THOUSANDS OF TREES TO RECONNECT WILDLIFE CORRIDOR

10 FEBRUARY 2020

Three years of tree-planting at Thomatis Creek in Holloways Beach is reaping rewards for volunteers.

Wildlife is returning to a stretch of eroded land where almost 200 people have helped plant thousands of trees. The land is beside Thomatis Creek about 2km from the ocean – a stretch that was once cleared but later left unused and partly swept away by floods.

Terrain NRM’s Rowan Shee said many of the trees were now three metres tall.

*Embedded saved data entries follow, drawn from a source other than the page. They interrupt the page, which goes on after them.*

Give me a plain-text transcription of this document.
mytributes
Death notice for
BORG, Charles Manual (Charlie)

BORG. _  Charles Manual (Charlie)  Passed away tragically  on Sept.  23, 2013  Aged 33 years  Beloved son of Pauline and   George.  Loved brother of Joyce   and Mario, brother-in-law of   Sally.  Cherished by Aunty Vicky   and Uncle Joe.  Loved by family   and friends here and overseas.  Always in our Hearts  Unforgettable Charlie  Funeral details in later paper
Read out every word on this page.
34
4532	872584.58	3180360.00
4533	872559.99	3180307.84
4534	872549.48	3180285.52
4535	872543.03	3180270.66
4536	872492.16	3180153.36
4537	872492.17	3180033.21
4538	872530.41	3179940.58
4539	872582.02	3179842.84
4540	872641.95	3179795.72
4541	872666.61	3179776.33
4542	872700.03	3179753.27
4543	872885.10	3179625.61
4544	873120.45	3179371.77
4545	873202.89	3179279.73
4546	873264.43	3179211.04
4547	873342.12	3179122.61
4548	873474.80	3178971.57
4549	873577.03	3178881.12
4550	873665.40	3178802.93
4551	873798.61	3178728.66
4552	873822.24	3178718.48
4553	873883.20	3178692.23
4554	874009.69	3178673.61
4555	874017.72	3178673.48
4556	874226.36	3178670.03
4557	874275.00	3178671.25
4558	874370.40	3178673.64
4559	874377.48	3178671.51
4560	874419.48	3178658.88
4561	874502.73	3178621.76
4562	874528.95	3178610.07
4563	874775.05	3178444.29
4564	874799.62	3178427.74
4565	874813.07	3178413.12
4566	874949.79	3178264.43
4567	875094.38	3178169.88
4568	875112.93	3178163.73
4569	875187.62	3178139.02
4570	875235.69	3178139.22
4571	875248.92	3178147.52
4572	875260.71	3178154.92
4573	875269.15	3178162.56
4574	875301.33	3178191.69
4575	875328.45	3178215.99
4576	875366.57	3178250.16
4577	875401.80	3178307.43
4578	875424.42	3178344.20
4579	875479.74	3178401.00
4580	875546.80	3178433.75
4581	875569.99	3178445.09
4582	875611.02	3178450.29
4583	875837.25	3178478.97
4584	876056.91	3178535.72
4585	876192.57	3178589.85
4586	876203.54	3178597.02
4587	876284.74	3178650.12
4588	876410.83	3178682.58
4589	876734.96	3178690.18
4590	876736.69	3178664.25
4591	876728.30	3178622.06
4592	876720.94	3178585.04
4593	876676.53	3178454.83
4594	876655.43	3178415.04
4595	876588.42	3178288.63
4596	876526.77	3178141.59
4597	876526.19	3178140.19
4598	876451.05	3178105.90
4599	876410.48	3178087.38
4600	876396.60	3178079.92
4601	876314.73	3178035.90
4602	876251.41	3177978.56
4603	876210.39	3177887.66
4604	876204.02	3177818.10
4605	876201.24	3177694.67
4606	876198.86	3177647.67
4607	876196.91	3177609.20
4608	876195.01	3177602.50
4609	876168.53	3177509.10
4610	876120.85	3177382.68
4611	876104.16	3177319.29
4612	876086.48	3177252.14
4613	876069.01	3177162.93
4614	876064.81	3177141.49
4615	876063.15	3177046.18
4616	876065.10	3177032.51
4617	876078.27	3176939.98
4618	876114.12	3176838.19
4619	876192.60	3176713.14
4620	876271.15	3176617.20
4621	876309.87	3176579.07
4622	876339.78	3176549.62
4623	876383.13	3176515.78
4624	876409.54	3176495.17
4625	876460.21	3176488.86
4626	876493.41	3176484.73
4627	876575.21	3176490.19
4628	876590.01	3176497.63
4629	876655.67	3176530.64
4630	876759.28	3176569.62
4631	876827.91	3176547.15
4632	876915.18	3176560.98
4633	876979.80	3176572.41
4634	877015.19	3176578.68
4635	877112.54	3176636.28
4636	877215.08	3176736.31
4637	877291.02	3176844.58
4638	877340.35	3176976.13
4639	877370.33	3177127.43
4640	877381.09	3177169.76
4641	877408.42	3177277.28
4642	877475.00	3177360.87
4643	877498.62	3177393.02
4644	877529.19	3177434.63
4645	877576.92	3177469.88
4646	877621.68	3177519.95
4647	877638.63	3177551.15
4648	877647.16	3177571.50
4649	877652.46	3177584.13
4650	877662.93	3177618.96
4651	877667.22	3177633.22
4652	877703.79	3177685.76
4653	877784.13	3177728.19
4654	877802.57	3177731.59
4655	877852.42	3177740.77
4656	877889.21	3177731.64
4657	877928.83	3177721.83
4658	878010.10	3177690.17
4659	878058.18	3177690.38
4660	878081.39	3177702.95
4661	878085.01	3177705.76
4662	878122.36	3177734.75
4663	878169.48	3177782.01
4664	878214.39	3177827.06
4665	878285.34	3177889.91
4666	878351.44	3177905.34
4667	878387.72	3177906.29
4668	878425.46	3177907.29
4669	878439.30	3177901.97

“We’re working to reconnect two areas of beach forest and mangroves so that there is an unbroken wildlife corridor, more fish habitat and a creek bank that’ll stand up to floods better,’’ Mr Shee said.

Three hundred seedlings were planted at a community event on the weekend, bringing the total to almost 3,500 for the site. Terrain NRM has worked with Holloways Beach Community Garden volunteers, cane farmer Mark Savina, Cairns Regional Council, Dawul Wuru Rangers, Queensland Corrective Services, Holloways Beach Coastcare and people from all over Cairns since securing funding from the Queensland Government’s Department of Agriculture and Fisheries for the project.

Holloways Beach Community Garden’s Cameron Blackley said woodland birds were among the species returning to the patch.

“Years ago, this was like a section of desert and the lowland forest around it was a dumping ground,’’ he said. “We wanted to change that. Now we’re looking at trees growing into a forest and it’s a beautiful thing to see.”

“The whole area is an incredible opportunity to re-establish a lowland environment. It’s a hotbed of mixed species, a lot of them rare.”

Mr Shee said floods swept away early mangrove plantings.

“It has been a challenging project but we’re slowly getting there,’’ he said. “We want to get to the point where the creek moves naturally through the landscape without cutting out big chunks in the wet season.”